The stats also don’t count the people with prior criminal records caught for the first time with marijuana. They don’t count people who are serving probation for another crime, get caught smoking marijuana by a piss test, then get sent back to prison classified under their original crime, not pot.
Then there are the people who are serving time in prison who turned to crime because their prior marijuana conviction has made it difficult or impossible to get a job, housing, and public assistance.
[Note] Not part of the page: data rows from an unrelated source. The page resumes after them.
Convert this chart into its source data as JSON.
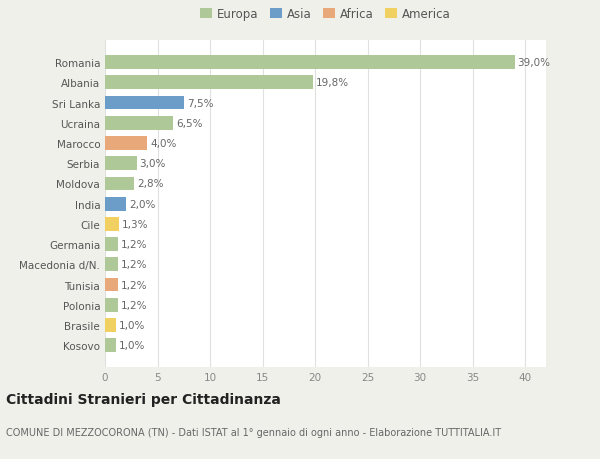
{
  "countries": [
    "Romania",
    "Albania",
    "Sri Lanka",
    "Ucraina",
    "Marocco",
    "Serbia",
    "Moldova",
    "India",
    "Cile",
    "Germania",
    "Macedonia d/N.",
    "Tunisia",
    "Polonia",
    "Brasile",
    "Kosovo"
  ],
  "values": [
    39.0,
    19.8,
    7.5,
    6.5,
    4.0,
    3.0,
    2.8,
    2.0,
    1.3,
    1.2,
    1.2,
    1.2,
    1.2,
    1.0,
    1.0
  ],
  "labels": [
    "39,0%",
    "19,8%",
    "7,5%",
    "6,5%",
    "4,0%",
    "3,0%",
    "2,8%",
    "2,0%",
    "1,3%",
    "1,2%",
    "1,2%",
    "1,2%",
    "1,2%",
    "1,0%",
    "1,0%"
  ],
  "continents": [
    "Europa",
    "Europa",
    "Asia",
    "Europa",
    "Africa",
    "Europa",
    "Europa",
    "Asia",
    "America",
    "Europa",
    "Europa",
    "Africa",
    "Europa",
    "America",
    "Europa"
  ],
  "continent_colors": {
    "Europa": "#aec898",
    "Asia": "#6b9dc8",
    "Africa": "#e8a87a",
    "America": "#f0d060"
  },
  "legend_order": [
    "Europa",
    "Asia",
    "Africa",
    "America"
  ],
  "title": "Cittadini Stranieri per Cittadinanza",
  "subtitle": "COMUNE DI MEZZOCORONA (TN) - Dati ISTAT al 1° gennaio di ogni anno - Elaborazione TUTTITALIA.IT",
  "xlim": [
    0,
    42
  ],
  "xticks": [
    0,
    5,
    10,
    15,
    20,
    25,
    30,
    35,
    40
  ],
  "outer_bg": "#f0f0eb",
  "chart_bg": "#ffffff",
  "grid_color": "#e0e0e0",
  "title_fontsize": 10,
  "subtitle_fontsize": 7,
  "label_fontsize": 7.5,
  "tick_fontsize": 7.5,
  "legend_fontsize": 8.5
}
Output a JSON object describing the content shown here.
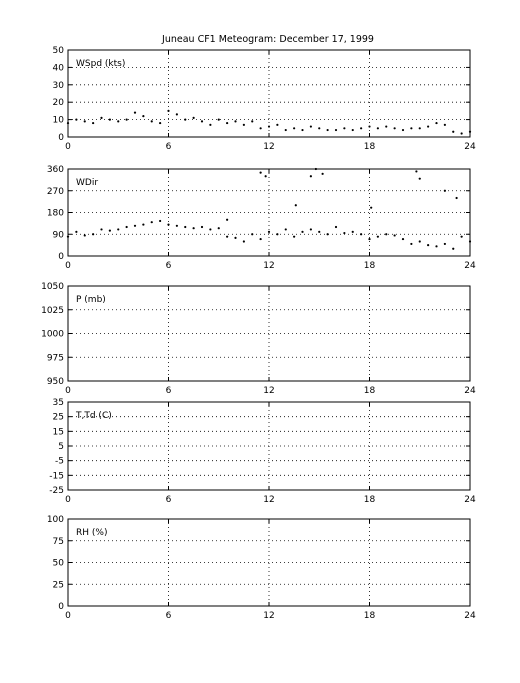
{
  "chart_data": [
    {
      "type": "scatter",
      "title": "Juneau CF1 Meteogram:  December 17, 1999",
      "label": "WSpd (kts)",
      "xlim": [
        0,
        24
      ],
      "ylim": [
        0,
        50
      ],
      "xticks": [
        "0",
        "6",
        "12",
        "18",
        "24"
      ],
      "yticks": [
        "0",
        "10",
        "20",
        "30",
        "40",
        "50"
      ],
      "grid": true,
      "series": [
        {
          "x": [
            0,
            0.5,
            1,
            1.5,
            2,
            2.5,
            3,
            3.5,
            4,
            4.5,
            5,
            5.5,
            6,
            6.5,
            7,
            7.5,
            8,
            8.5,
            9,
            9.5,
            10,
            10.5,
            11,
            11.5,
            12,
            12.5,
            13,
            13.5,
            14,
            14.5,
            15,
            15.5,
            16,
            16.5,
            17,
            17.5,
            18,
            18.5,
            19,
            19.5,
            20,
            20.5,
            21,
            21.5,
            22,
            22.5,
            23,
            23.5,
            24
          ],
          "y": [
            8,
            10,
            9,
            8,
            11,
            10,
            9,
            10,
            14,
            12,
            9,
            8,
            15,
            13,
            10,
            11,
            9,
            7,
            10,
            8,
            9,
            7,
            9,
            5,
            6,
            7,
            4,
            5,
            4,
            6,
            5,
            4,
            4,
            5,
            4,
            5,
            6,
            5,
            6,
            5,
            4,
            5,
            5,
            6,
            8,
            7,
            3,
            2,
            3
          ]
        }
      ]
    },
    {
      "type": "scatter",
      "label": "WDir",
      "xlim": [
        0,
        24
      ],
      "ylim": [
        0,
        360
      ],
      "xticks": [
        "0",
        "6",
        "12",
        "18",
        "24"
      ],
      "yticks": [
        "0",
        "90",
        "180",
        "270",
        "360"
      ],
      "grid": true,
      "series": [
        {
          "x": [
            0,
            0.5,
            1,
            1.5,
            2,
            2.5,
            3,
            3.5,
            4,
            4.5,
            5,
            5.5,
            6,
            6.5,
            7,
            7.5,
            8,
            8.5,
            9,
            9.5,
            10,
            10.5,
            11,
            11.5,
            12,
            12.5,
            13,
            13.5,
            14,
            14.5,
            15,
            15.5,
            16,
            16.5,
            17,
            17.5,
            18,
            18.5,
            19,
            19.5,
            20,
            20.5,
            21,
            21.5,
            22,
            22.5,
            23,
            23.5,
            24,
            9.5,
            11.5,
            11.8,
            13.6,
            14.5,
            14.8,
            15.2,
            18.1,
            20.8,
            21,
            22.5,
            23.2
          ],
          "y": [
            80,
            100,
            85,
            90,
            110,
            105,
            110,
            120,
            125,
            130,
            140,
            145,
            130,
            125,
            120,
            115,
            120,
            110,
            115,
            80,
            75,
            60,
            90,
            70,
            100,
            90,
            110,
            80,
            100,
            110,
            100,
            90,
            120,
            95,
            100,
            90,
            70,
            80,
            90,
            85,
            70,
            50,
            60,
            45,
            40,
            50,
            30,
            80,
            60,
            150,
            345,
            330,
            210,
            330,
            360,
            340,
            200,
            350,
            320,
            270,
            240
          ]
        }
      ]
    },
    {
      "type": "scatter",
      "label": "P (mb)",
      "xlim": [
        0,
        24
      ],
      "ylim": [
        950,
        1050
      ],
      "xticks": [
        "0",
        "6",
        "12",
        "18",
        "24"
      ],
      "yticks": [
        "950",
        "975",
        "1000",
        "1025",
        "1050"
      ],
      "grid": true,
      "series": []
    },
    {
      "type": "scatter",
      "label": "T,Td (C)",
      "xlim": [
        0,
        24
      ],
      "ylim": [
        -25,
        35
      ],
      "xticks": [
        "0",
        "6",
        "12",
        "18",
        "24"
      ],
      "yticks": [
        "-25",
        "-15",
        "-5",
        "5",
        "15",
        "25",
        "35"
      ],
      "grid": true,
      "series": []
    },
    {
      "type": "scatter",
      "label": "RH (%)",
      "xlim": [
        0,
        24
      ],
      "ylim": [
        0,
        100
      ],
      "xticks": [
        "0",
        "6",
        "12",
        "18",
        "24"
      ],
      "yticks": [
        "0",
        "25",
        "50",
        "75",
        "100"
      ],
      "grid": true,
      "series": []
    }
  ]
}
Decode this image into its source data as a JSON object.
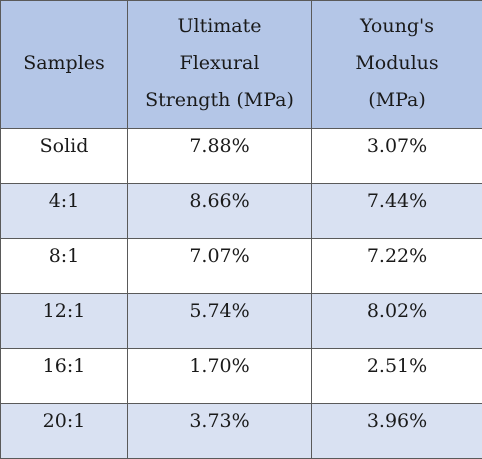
{
  "table": {
    "headers": {
      "samples": "Samples",
      "flexural": [
        "Ultimate",
        "Flexural",
        "Strength (MPa)"
      ],
      "modulus": [
        "Young's",
        "Modulus",
        "(MPa)"
      ]
    },
    "rows": [
      {
        "sample": "Solid",
        "flexural": "7.88%",
        "modulus": "3.07%"
      },
      {
        "sample": "4:1",
        "flexural": "8.66%",
        "modulus": "7.44%"
      },
      {
        "sample": "8:1",
        "flexural": "7.07%",
        "modulus": "7.22%"
      },
      {
        "sample": "12:1",
        "flexural": "5.74%",
        "modulus": "8.02%"
      },
      {
        "sample": "16:1",
        "flexural": "1.70%",
        "modulus": "2.51%"
      },
      {
        "sample": "20:1",
        "flexural": "3.73%",
        "modulus": "3.96%"
      }
    ],
    "colors": {
      "header_bg": "#b4c6e7",
      "band_bg": "#d9e1f2",
      "row_bg": "#ffffff",
      "border": "#5a5a5a"
    }
  }
}
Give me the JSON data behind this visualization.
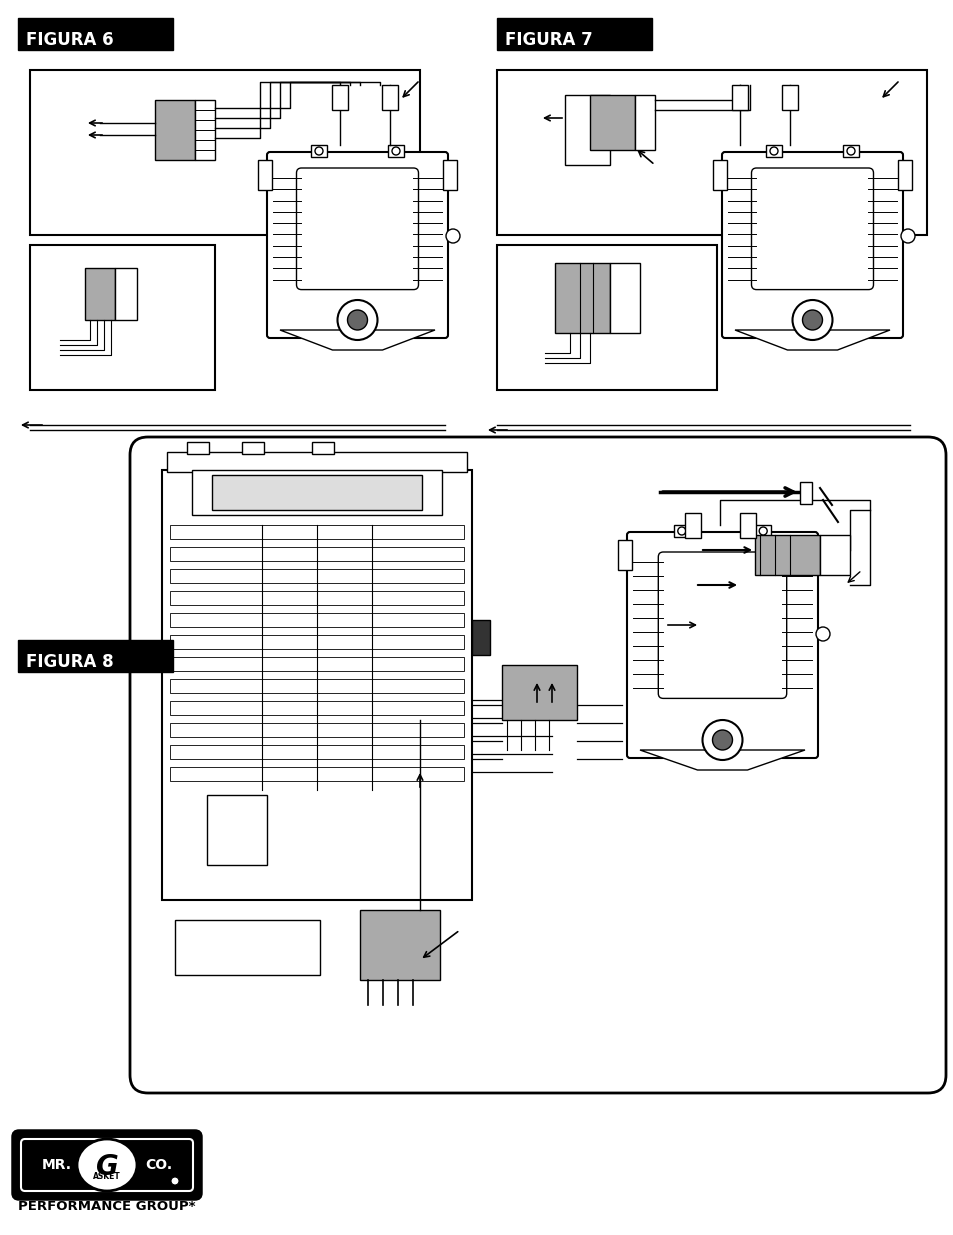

Regardless, when you talk about “not imprisoning young people for marijuana,” it is too easy for an opponent like Sabet to say, “Yes, I agree, so let’s establish marijuana decriminalization for personal possession with fines and mandatory rehab, and let’s end the practice of limiting employment and educational opportunities to folks with prior first-time marijuana convictions.” It’s too easy for Sabet to point out the miniscule numbers of those imprisoned for marijuana and to show how most first-time offenders, even in some of the worst states for marijuana laws, end up with fines and probation.
The key for any candidate wishing to discuss marijuana legalization is to replace the word “imprison” with the word “punish”. Look at how using that word changes the framing of the argument:
“We have a criminal justice system that lets CEOs on Wall Street walk away,” said Senator Sanders, “and yet we are punishing young people who are smoking marijuana.”
“We have got to stop punishing people who use marijuana,” said Secretary Clinton. “Therefore, we need more states, cities, and the federal government to begin to address this so that we don’t have this terrible result that Senator Sanders was talking about where we have a 25 million Americans risking punishment for using marijuana.”
With those kinds of statements, Kevin Sabet and other opponents are forced to defend why it is necessary to punish adults for using marijuana, rather than attack how Sanders & Clinton just lied to the American people. Used properly, the punishing adults frame can be combined with the safer than alcohol frame to force the listener into cognitive dissonance – wait, we allow adults to use dangerous alcohol, but we punish them for safer marijuana?